When called out on this absurdity by many comments on his post, other bloggers, and even Professor Rick Garnett on the same blog, Professor Stone responded by resorting to what may be the most tired and dishonest meme in academia - "I was just trying to make people think."
"I also acknowledge that the fact that all five Catholic Justices voted together in this case to make up the 5-to-4 majority might have nothing to do with their religion. These five Justices often vote together on matters having nothing to do with religion. Perhaps Carhart was just coincidence. Perhaps it was a reflection of their common approach to constitutional law that has nothing to do with their religious convictions. The point of my post was to pose the question and to invite people to think about it." (emphasis added)How good of him to so "acknowledge." But with respect to the Professor, that was not the point of the post. The point, made clear in the title "Our Faith-Based Justices" and made even clearer in the direct statement that "these justices have failed to respect the fundamental difference between religious belief and morality," was to answer a question, and make an (untrue) accusation - that the majority intentionally ignored settled law to make a decision based on their personal policy preference. How ironic that a defender of Roe v. Wade would be upset by such a thing...

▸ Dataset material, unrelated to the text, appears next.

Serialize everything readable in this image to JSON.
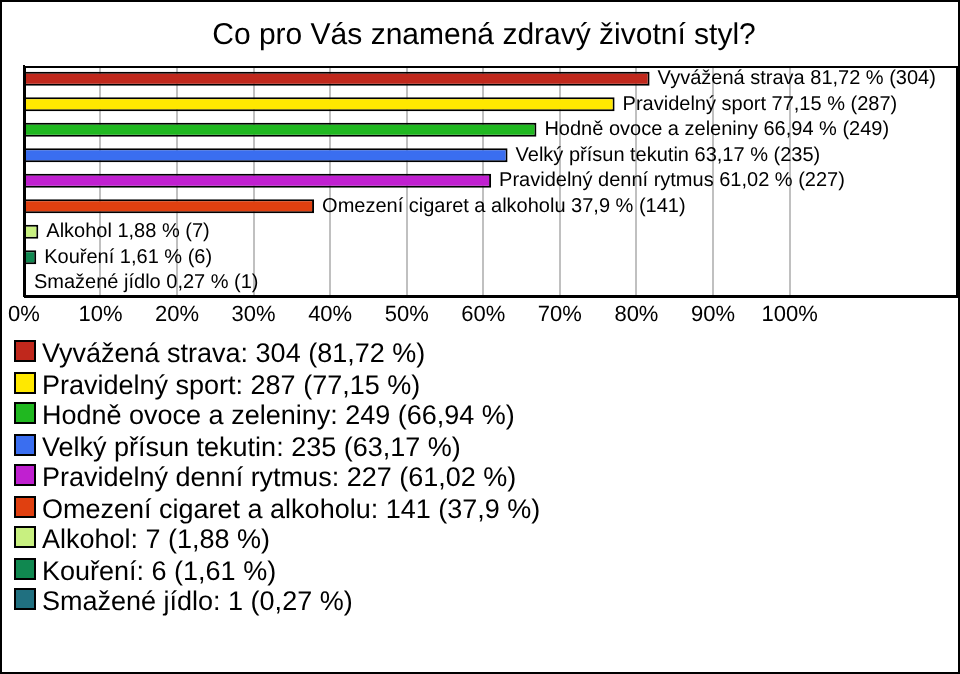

Accusations like this seek not to inform the debate over how to use and interpret our Constitution, but to stifle that debate by making it illegitimate. "Limited government or a well documented history of judicial restraint isn't their motive, their real goal is to institute a papal theocracy! No reasonable person could have come to the majority's conclusion, this is what happens when we let those ignorant religious nuts vote!"
This attitude is intellectually bankrupt and profoundly un-democratic. Sadly, neither intellectual rigor nor respect for democracy are de rigeur in academia these days.